2. What are income requirements for low-cost health insurance?
One provision of the ACA called for an expansion of Medicaid eligibility – as well as a federal subsidy if a family does not meet the requirements for that eligibility. A family of one can make up to $14,856 for Medicaid and annual income from $11,170 to $44,680 for a subsidy. This scales up for larger families; a family of four can receive Medicaid with income up to $30,657 and subsidies for income from $23,050 to $92,200.

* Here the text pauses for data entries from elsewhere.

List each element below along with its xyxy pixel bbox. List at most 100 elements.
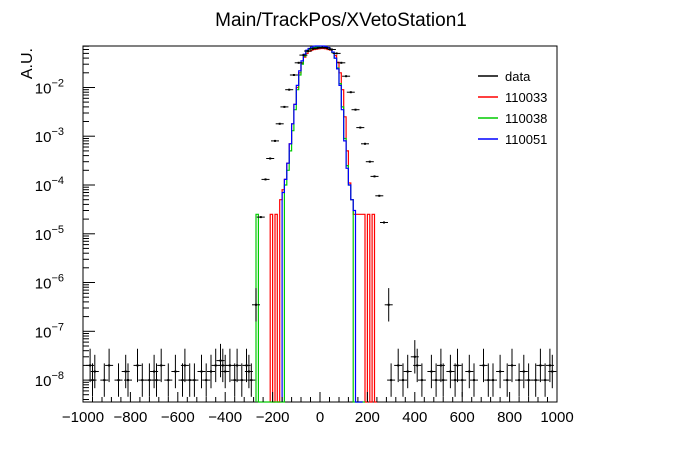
data-point (508, 348, 516, 383)
legend-entry-110038: 110038 (478, 111, 547, 126)
data-point (299, 54, 308, 57)
y-tick-label: 10−2 (35, 78, 64, 98)
x-tick-label: 1000 (540, 409, 573, 426)
legend-label: 110033 (505, 90, 547, 105)
data-point (536, 348, 545, 383)
data-point (285, 88, 294, 91)
plot-frame (82, 45, 558, 403)
data-point (453, 348, 462, 383)
data-point (489, 363, 497, 397)
data-point (261, 178, 270, 181)
data-point (289, 74, 298, 76)
x-tick-label: −1000 (62, 409, 104, 426)
data-point (439, 363, 448, 397)
data-point (399, 363, 407, 397)
data-point (413, 348, 422, 383)
x-tick-label: −200 (256, 409, 290, 426)
data-points-layer (86, 46, 557, 397)
data-point (318, 46, 327, 49)
data-point (124, 363, 132, 397)
data-point (105, 348, 114, 383)
x-tick-label: 0 (316, 409, 324, 426)
y-tick-label: 10−3 (35, 126, 64, 146)
data-point (157, 348, 166, 383)
legend-entry-data: data (478, 69, 531, 84)
data-point (323, 47, 332, 50)
data-point (221, 354, 230, 389)
data-point (361, 142, 369, 145)
data-point (266, 157, 275, 160)
legend-label: 110038 (505, 111, 547, 126)
data-point (356, 126, 365, 129)
data-point (202, 363, 211, 397)
data-point (197, 354, 206, 389)
data-point (351, 108, 360, 111)
data-point (180, 348, 189, 383)
data-point (427, 354, 436, 389)
data-point (387, 363, 396, 397)
data-point (365, 160, 374, 163)
data-point (152, 363, 161, 397)
legend: data 110033 110038 110051 (478, 69, 547, 147)
data-point (190, 363, 199, 397)
data-point (346, 91, 355, 94)
data-point (548, 354, 557, 389)
data-point (164, 363, 173, 397)
data-point (337, 61, 346, 64)
histogram-layer (255, 45, 377, 403)
data-point (90, 354, 99, 389)
data-point (519, 354, 528, 389)
data-point (233, 348, 242, 383)
legend-entry-110033: 110033 (478, 90, 547, 105)
y-tick-label: 10−8 (35, 370, 64, 390)
data-point (515, 363, 524, 397)
data-point (237, 363, 246, 397)
axes-layer: −1000 −800 −600 −400 −200 0 200 400 600 800 1000 10… (35, 45, 574, 426)
data-point (304, 50, 313, 52)
data-point (247, 363, 256, 397)
data-point (327, 48, 336, 51)
data-point (394, 348, 403, 383)
x-tick-label: 400 (402, 409, 427, 426)
data-point (432, 363, 441, 397)
data-point (133, 348, 142, 383)
data-point (332, 52, 341, 55)
y-tick-label: 10−6 (35, 273, 64, 293)
data-point (271, 139, 279, 142)
y-axis-label: A.U. (19, 48, 36, 79)
x-tick-label: −600 (161, 409, 195, 426)
data-point (417, 363, 426, 397)
data-point (138, 363, 147, 397)
data-point (503, 363, 512, 397)
x-tick-label: 200 (355, 409, 380, 426)
data-point (294, 61, 303, 64)
data-point (496, 354, 505, 389)
x-tick-label: 800 (497, 409, 522, 426)
data-point (524, 363, 533, 397)
data-point (114, 363, 123, 397)
legend-label: data (505, 69, 531, 84)
legend-label: 110051 (505, 132, 547, 147)
data-point (207, 354, 215, 389)
y-tick-label: 10−5 (35, 224, 64, 244)
data-point (446, 354, 455, 389)
data-point (375, 194, 384, 197)
histogram-110051 (281, 45, 363, 403)
data-point (370, 175, 379, 178)
data-point (479, 348, 488, 383)
data-point (470, 363, 478, 397)
x-tick-label: −800 (114, 409, 148, 426)
data-point (531, 363, 540, 397)
data-point (225, 348, 234, 383)
data-point (171, 354, 180, 389)
data-point (458, 363, 467, 397)
data-point (541, 363, 550, 397)
data-point (280, 105, 289, 108)
data-point (211, 348, 220, 383)
data-point (380, 221, 388, 224)
data-point (275, 122, 284, 125)
data-point (252, 288, 260, 322)
legend-entry-110051: 110051 (478, 132, 547, 147)
data-point (100, 363, 109, 397)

3. Everyone has to have insurance; does Medicaid count, or do I have to buy additional coverage?
Medicaid does count toward the individual mandate. You do not have to buy additional coverage from a private insurer to comply.
4. Does the new health care law offer insurance for illegal immigrants?
No; the law states that individuals must be “lawfully present” in the U.S. in order to receive any kind of federal assistance under the new regulations.
5. Will care be limited for those who are 76 years old or older?
No, the ACA will not restrict care for serious conditions as reported in a rumor that has been passed around since the law was signed two years ago. According to the rumor, cancer and other serious conditions wouldn’t be covered for people of a certain age, but neither the new law or existing laws call for that.